Porträts

Psychologische Präsenz

Die Werkgruppe „Portraits“ von Thomas Baumgärtel verbindet realistische Erkennbarkeit mit künstlerischer Überformung und betont die psychologische Präsenz der Dargestellten innerhalb einer oft monochromen, gelb dominierten Bildwelt. Sie oszilliert zwischen präzisem Zeichnen, popästhetischer Farbigkeit und konzeptueller Verdichtung und erweitert Baumgärtels Werk über seine Street-Art-Praxis hinaus zu einer eigenständigen Position im zeitgenössischen Portrait.
Die Werkgruppe Politische Arbeiten wird an diesem Kunstort ausgestellt sein
Die Werkgruppe nimmt innerhalb des Œuvres von Baumgärtel eine zentrale und kontinuierlich gewachsene Stellung ein. Bereits lange vor seinem Kunststudium entwickelte Baumgärtel eine außergewöhnliche zeichnerische Disziplin: Über Jahre hinweg zeichnete er nahezu täglich und war schon zu diesem frühen Zeitpunkt in der Lage, Menschen frei und fotorealistisch zu porträtieren – ohne direkte Vorlage.
Aus dieser frühen Praxis entstand ein bis heute fortgeführter Werkblock, der inzwischen rund 300 Portraitarbeiten umfasst. Die Werke entstehen auf Leinwand, Metalluntergründen oder Holz und variieren bewusst in Technik, Farbigkeit und Oberflächenwirkung.
Charakteristisch für die Portraits ist das Spannungsfeld zwischen realistischer Erkennbarkeit und künstlerischer Überformung. Viele Arbeiten sind von Baumgärtels ikonischer gelber Farbwelt geprägt, die häufig als monochromer Bildraum fungiert. Innerhalb dieses Raumes treten die Gesichter mit hoher Präsenz hervor – teils detailreich ausgearbeitet, teils fragmentiert oder grafisch reduziert. Die Farbe Gelb wirkt dabei nicht dekorativ, sondern als konzeptuelles Mittel, das Aufmerksamkeit bündelt, Emotionalität verstärkt und zugleich eine visuelle Klammer innerhalb der Serie bildet.
Inhaltlich widmet sich Baumgärtel sowohl historischen Persönlichkeiten, Kulturschaffenden und politischen Figuren als auch Zeitzeugen, Sammlern und Personen aus seinem persönlichen Umfeld.

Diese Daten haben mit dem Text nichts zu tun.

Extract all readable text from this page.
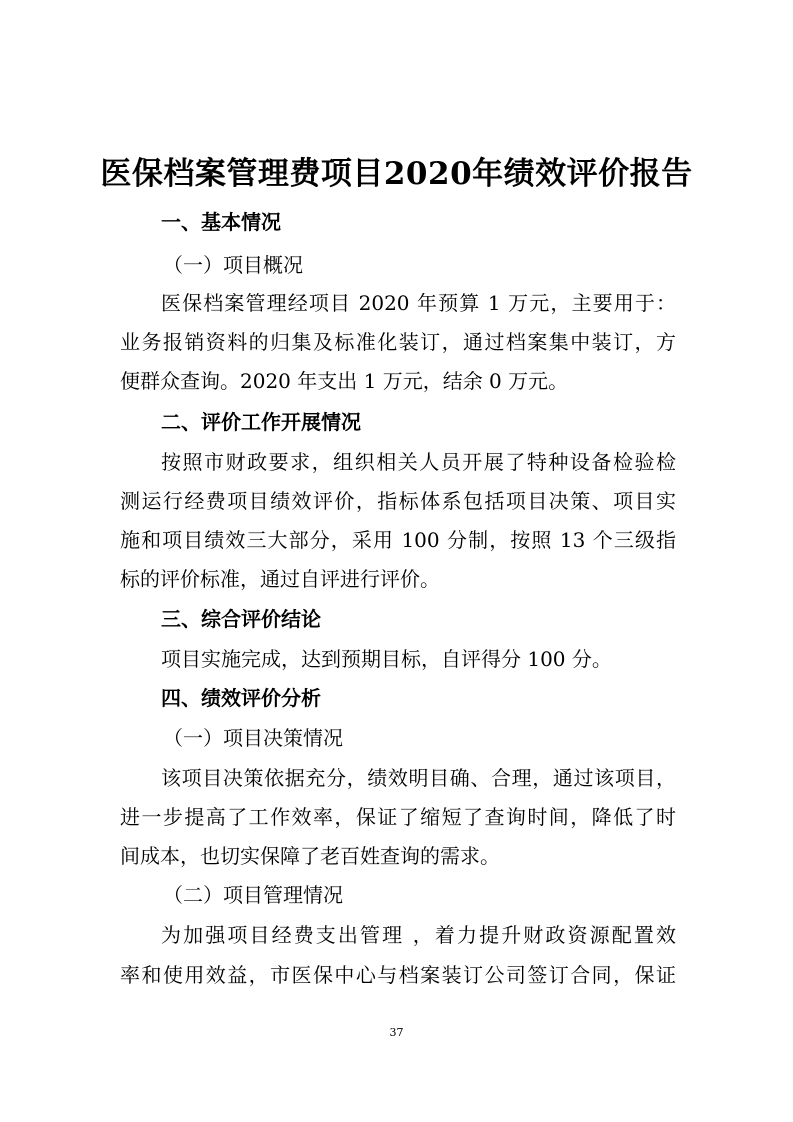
医保档案管理费项目2020年绩效评价报告
一、基本情况
（一）项目概况
医保档案管理经项目 2020 年预算 1 万元，主要用于：
业务报销资料的归集及标准化装订，通过档案集中装订，方
便群众查询。2020 年支出 1 万元，结余 0 万元。
二、评价工作开展情况
按照市财政要求，组织相关人员开展了特种设备检验检
测运行经费项目绩效评价，指标体系包括项目决策、项目实
施和项目绩效三大部分，采用 100 分制，按照 13 个三级指
标的评价标准，通过自评进行评价。
三、综合评价结论
项目实施完成，达到预期目标，自评得分 100 分。
四、绩效评价分析
（一）项目决策情况
该项目决策依据充分，绩效明目确、合理，通过该项目，
进一步提高了工作效率，保证了缩短了查询时间，降低了时
间成本，也切实保障了老百姓查询的需求。
（二）项目管理情况
为加强项目经费支出管理 ，着力提升财政资源配置效
率和使用效益，市医保中心与档案装订公司签订合同，保证
37
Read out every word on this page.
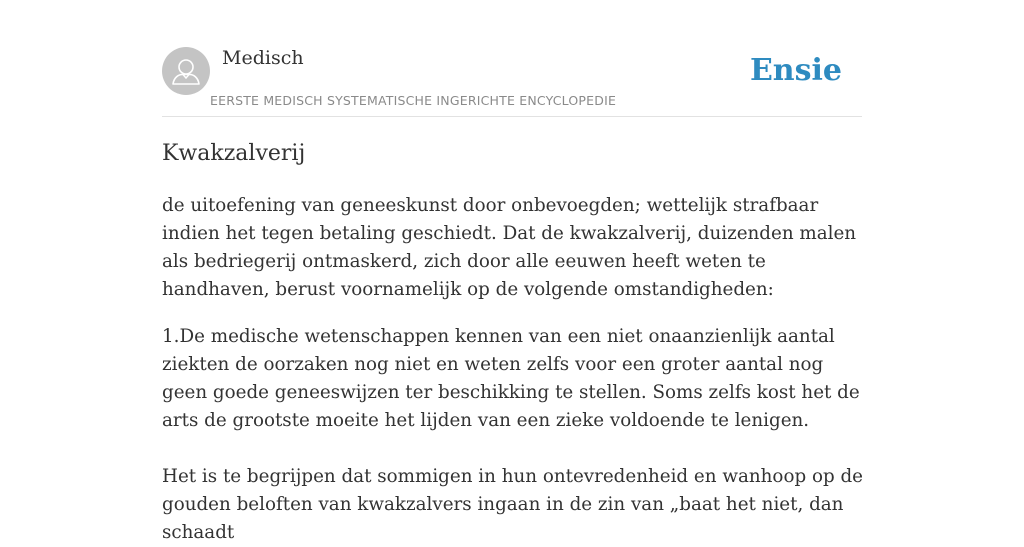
Medisch
EERSTE MEDISCH SYSTEMATISCHE INGERICHTE ENCYCLOPEDIE
Ensie
Kwakzalverij

de uitoefening van geneeskunst door onbevoegden; wettelijk strafbaar indien het tegen betaling geschiedt. Dat de kwakzalverij, duizenden malen als bedriegerij ontmaskerd, zich door alle eeuwen heeft weten te handhaven, berust voornamelijk op de volgende omstandigheden:

1.De medische wetenschappen kennen van een niet onaanzienlijk aantal ziekten de oorzaken nog niet en weten zelfs voor een groter aantal nog geen goede geneeswijzen ter beschikking te stellen. Soms zelfs kost het de arts de grootste moeite het lijden van een zieke voldoende te lenigen.

Het is te begrijpen dat sommigen in hun ontevredenheid en wanhoop op de gouden beloften van kwakzalvers ingaan in de zin van „baat het niet, dan schaadt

Die Portraits sind dabei weniger klassische Repräsentationsbilder als vielmehr psychologisch aufgeladene Bildnisse, die Haltung, Aura und individuelle Präsenz betonen.
Ein besonderer kunsthistorischer Bezugspunkt innerhalb der Werkgruppe entstand im April/Mai 2023, als Baumgärtel zwei Portraits des Sammlerpaars Irene und Peter Ludwig für das Ludwigmuseum Schloss Oberhausen anfertigte. Mit diesen Arbeiten schlägt der Künstler eine direkte Brücke zwischen seiner eigenen künstlerischen Position und der Sammlungsgeschichte eines der bedeutendsten Mäzenenpaare der deutschen Nachkriegskunst.
Insgesamt zeigt die Werkgruppe „Portraits“ Thomas Baumgärtel nicht nur als den international bekannten „Bananensprayer“, sondern als hochpräzisen Zeichner und Portraitkünstler, dessen Arbeiten zwischen Realismus, Popästhetik und zeitgenössischer Ikonografie oszillieren.